Type :help for more information.

scala> import skiis2.Skiis

scala> import skiis2.Skiis.DefaultContext

// Define a timing function
scala> def ptime[A](f: => A) = {
| val start = System.nanoTime
| val result = f
| printf("Elapsed: %.3f sec\n", (System.nanoTime - start) * 1e-9)
| result
| }
ptime: [A](f: => A)A

// Stream fusion

scala> ptime {
| Skiis(1 to 20)
| .map (_ * 3)
| .filter (_ % 2 == 0)
| to(List)
| }
Elapsed: 0.001 sec
res1: List[Int] = List(6, 12, 18, 24, 30, 36, 42, 48, 54, 60)

// Parallel operations
// (note unordered nature of the output)

scala> Skiis(1 to 20)
.parMap (_ * 3) (DefaultContext)
.parFilter (_ % 2 == 0) (DefaultContext)
to(List)
res3: List[Int] = List(24, 12, 6, 18, 30, 36, 48, 42, 60, 54)

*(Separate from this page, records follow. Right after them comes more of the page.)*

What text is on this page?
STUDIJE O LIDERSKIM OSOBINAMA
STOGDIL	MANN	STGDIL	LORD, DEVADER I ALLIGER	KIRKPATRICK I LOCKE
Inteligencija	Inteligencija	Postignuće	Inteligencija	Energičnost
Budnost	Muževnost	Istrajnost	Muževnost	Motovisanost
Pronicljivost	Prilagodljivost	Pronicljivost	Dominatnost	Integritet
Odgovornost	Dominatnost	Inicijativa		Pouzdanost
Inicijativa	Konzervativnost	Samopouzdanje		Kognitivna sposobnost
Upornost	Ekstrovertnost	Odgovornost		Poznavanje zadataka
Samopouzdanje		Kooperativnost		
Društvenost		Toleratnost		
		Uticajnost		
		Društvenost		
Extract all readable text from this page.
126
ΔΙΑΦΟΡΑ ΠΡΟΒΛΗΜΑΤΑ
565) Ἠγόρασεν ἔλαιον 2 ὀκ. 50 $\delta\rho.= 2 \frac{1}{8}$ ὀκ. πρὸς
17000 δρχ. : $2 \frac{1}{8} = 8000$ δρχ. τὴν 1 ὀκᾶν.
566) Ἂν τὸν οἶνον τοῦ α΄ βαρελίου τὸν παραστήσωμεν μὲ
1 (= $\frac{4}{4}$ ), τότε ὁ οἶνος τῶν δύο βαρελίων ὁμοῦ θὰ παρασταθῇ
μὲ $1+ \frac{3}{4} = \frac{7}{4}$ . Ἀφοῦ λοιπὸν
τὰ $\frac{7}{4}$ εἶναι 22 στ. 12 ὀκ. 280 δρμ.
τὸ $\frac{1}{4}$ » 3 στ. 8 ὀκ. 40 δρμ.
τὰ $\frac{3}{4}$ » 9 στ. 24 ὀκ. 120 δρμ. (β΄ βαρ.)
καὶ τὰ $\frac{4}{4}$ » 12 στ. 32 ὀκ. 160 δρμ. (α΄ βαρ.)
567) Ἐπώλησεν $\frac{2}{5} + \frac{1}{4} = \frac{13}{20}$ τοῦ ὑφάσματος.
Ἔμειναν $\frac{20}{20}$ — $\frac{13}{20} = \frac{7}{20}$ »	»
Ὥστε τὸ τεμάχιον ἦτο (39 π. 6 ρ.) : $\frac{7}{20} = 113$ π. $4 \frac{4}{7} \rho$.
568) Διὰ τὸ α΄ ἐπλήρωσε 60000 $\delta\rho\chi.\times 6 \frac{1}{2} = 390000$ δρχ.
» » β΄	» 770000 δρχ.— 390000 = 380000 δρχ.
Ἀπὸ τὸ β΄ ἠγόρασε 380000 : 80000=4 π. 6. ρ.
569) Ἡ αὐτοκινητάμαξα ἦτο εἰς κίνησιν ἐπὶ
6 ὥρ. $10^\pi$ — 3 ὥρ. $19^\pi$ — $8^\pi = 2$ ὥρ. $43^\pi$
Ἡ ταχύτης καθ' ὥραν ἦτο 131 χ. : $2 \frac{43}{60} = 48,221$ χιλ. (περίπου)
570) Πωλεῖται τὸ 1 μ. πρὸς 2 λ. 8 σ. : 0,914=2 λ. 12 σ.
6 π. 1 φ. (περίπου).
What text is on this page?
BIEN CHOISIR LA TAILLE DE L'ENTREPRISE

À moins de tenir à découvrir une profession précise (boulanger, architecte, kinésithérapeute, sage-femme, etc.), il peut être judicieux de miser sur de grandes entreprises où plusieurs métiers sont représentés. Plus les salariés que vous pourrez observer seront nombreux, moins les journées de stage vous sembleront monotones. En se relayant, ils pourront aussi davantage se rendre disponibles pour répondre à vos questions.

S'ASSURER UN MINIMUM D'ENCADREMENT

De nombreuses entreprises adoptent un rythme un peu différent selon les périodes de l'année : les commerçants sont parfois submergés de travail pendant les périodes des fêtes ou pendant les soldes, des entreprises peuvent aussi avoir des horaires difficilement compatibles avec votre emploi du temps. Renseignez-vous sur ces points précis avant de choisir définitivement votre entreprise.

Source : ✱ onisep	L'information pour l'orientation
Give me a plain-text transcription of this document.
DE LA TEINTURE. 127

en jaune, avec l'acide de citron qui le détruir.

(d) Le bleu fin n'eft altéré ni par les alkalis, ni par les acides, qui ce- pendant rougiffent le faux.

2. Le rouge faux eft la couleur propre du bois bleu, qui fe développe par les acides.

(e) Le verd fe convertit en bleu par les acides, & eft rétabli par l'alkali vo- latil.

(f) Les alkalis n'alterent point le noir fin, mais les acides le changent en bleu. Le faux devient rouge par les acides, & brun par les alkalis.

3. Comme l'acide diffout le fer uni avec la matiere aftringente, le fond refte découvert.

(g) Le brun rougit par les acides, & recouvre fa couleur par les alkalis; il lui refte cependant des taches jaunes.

// You can mix & match non-parallel and parallel operations
// Here the last parallel operation (reduce) "pulls" elements from
// previous operations in parallel.

scala> ptime {
| Skiis(1 to 20)
| .map (_ * 3)
| .parFilter (_ % 2 == 0) (DefaultContext)
| to(List)
| }
Elapsed: 0.003 sec
res4: List[Int] = List(18, 12, 6, 24, 36, 30, 42, 48, 54, 60)

// compared to Scala parallel collection (we're in the same ballpark)

scala> ptime {
| Skiis(1 to 100000)
| .map (_ * 3)
| .filter (_ % 21 == 0)
| .parReduce (_ + _)(DefaultContext)
| }
Elapsed: 0.014 sec
res5: Int = 2142792855

scala> ptime {
| (1 to 100000).par
| .map (_ * 3)
| .filter (_ % 21 == 0)
| .reduce (_ + _)
| }
Elapsed: 0.015 sec
res5: Int = 2142792855

// compared to Scala "serial" collections
// (all parallel collections have some overhead)

scala> ptime {
| (1 to 100000)
| .map (_ * 3)
| .filter (_ % 21 == 0)
| .reduce (_ + _)
| }
Elapsed: 0.012 sec
res71: Int = 2142792855

### Caveats ###

* Similarly to `Iterator`, Skiis do not implement content-based equals() or hashCode().
If you want to compare Skiis, first convert them to a specific collection that supports
equality, such as `Seq`.

### Building ###

You need Apache Buildr 1.4.x or higher.

# compile, test and package .jars
buildr package

### Target platform ###

* Scala 2.10+
* JVM 1.6+

### License ###

Skiis is is licensed under the terms of the Apache Software License v2.0.